1. Gegenstand des vorliegenden Verfahrens ist der Vorwurf, der Betroffene habe entgegen § 23 Abs. 1a StVO als Führer eines Kraftfahrzeugs während einer Fahrt auf der R. Straße/J. Chaussee am 16. November 2017 um 23.40 Uhr wissentlich auf ein in seiner rechten Hand gehaltenes, eingeschaltetes Mobiltelefon geschaut.

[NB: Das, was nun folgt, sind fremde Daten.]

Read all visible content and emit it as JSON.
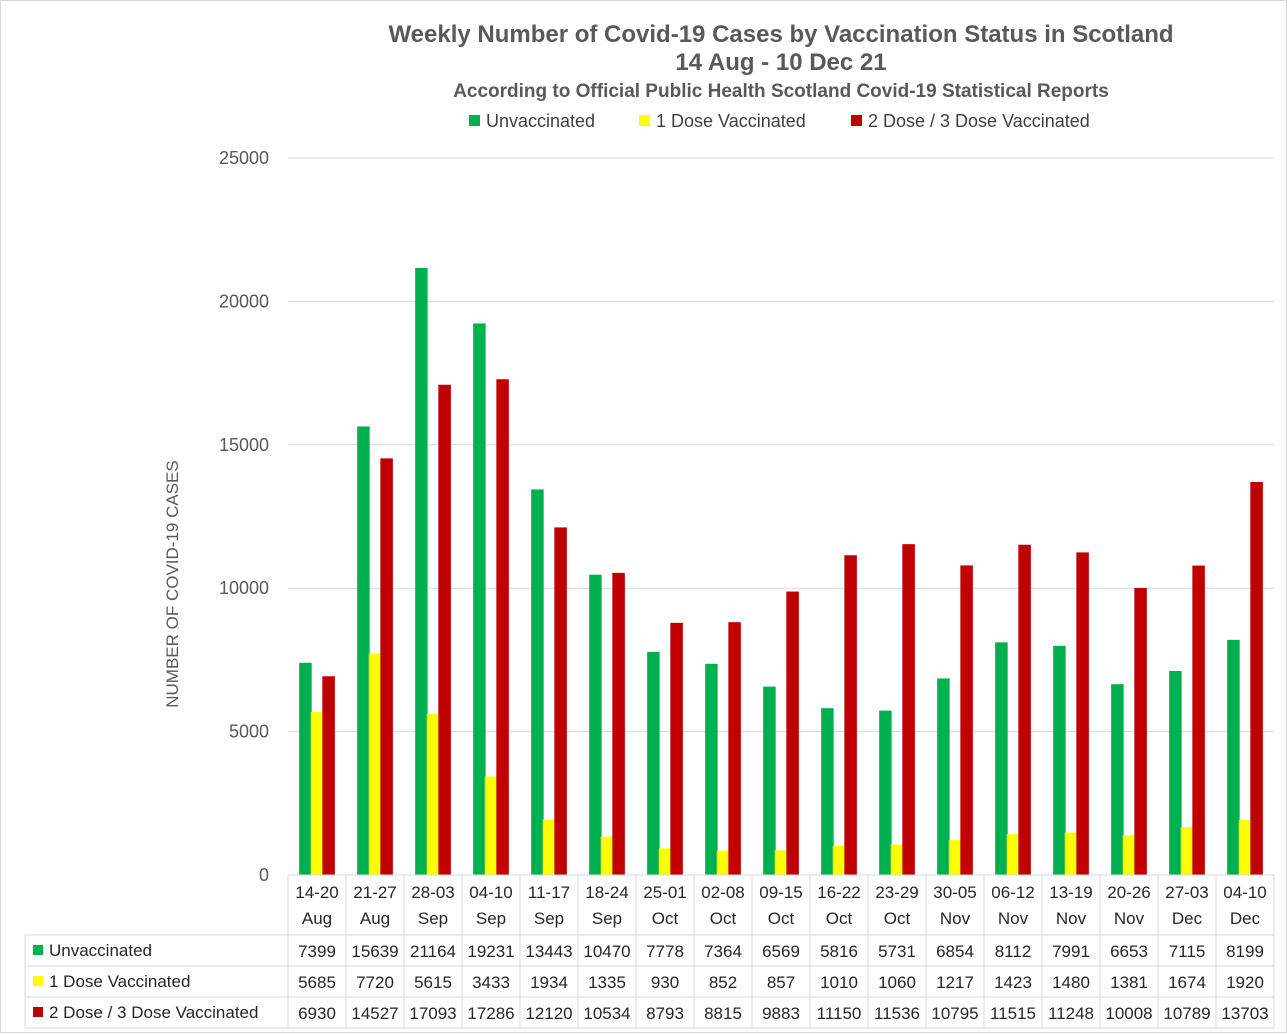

Der Betroffene wurde in der Folge durch Polizeibeamte, die den vorgeworfenen Verkehrsverstoß beobachtet haben wollen, wegen des Verdachts einer Ordnungswidrigkeit angehalten. Während dieser polizeilichen Überprüfung in der R. Straße, Höhe Hausnummer 135, äußerte der Betroffene um 23.45 Uhr zu dem Polizeibeamten POM X in ehrverletzender Absicht die Worte „Halts Maul, schrei nicht so und verpiss Dich!“ Insoweit hat die Strafverfolgungsbehörde ein gesondertes Verfahren wegen des Vorwurfs der Beleidigung (§ 185 StGB) eingeleitet, in dem der Betroffene durch Strafbefehl des Amtsgerichts Tiergarten vom 16. August 2018, rechtskräftig seit 6. September 2018, zu einer Geldstrafe von 25 Tagessätzen verurteilt wurde.

2. Dem weiteren Verfahren steht ein Verfahrenshindernis entgegen, weil durch den Strafbefehl des Amtsgerichts Tiergarten, der in seinen Wirkungen einem rechtskräftigen Urteil gleichsteht (§ 410 Abs. 3 StPO), die Sperrwirkung des § 84 Abs. 1 OWiG eingetreten ist. Der Strafbefehl betrifft dieselbe Tat wie das vorliegende Verfahren.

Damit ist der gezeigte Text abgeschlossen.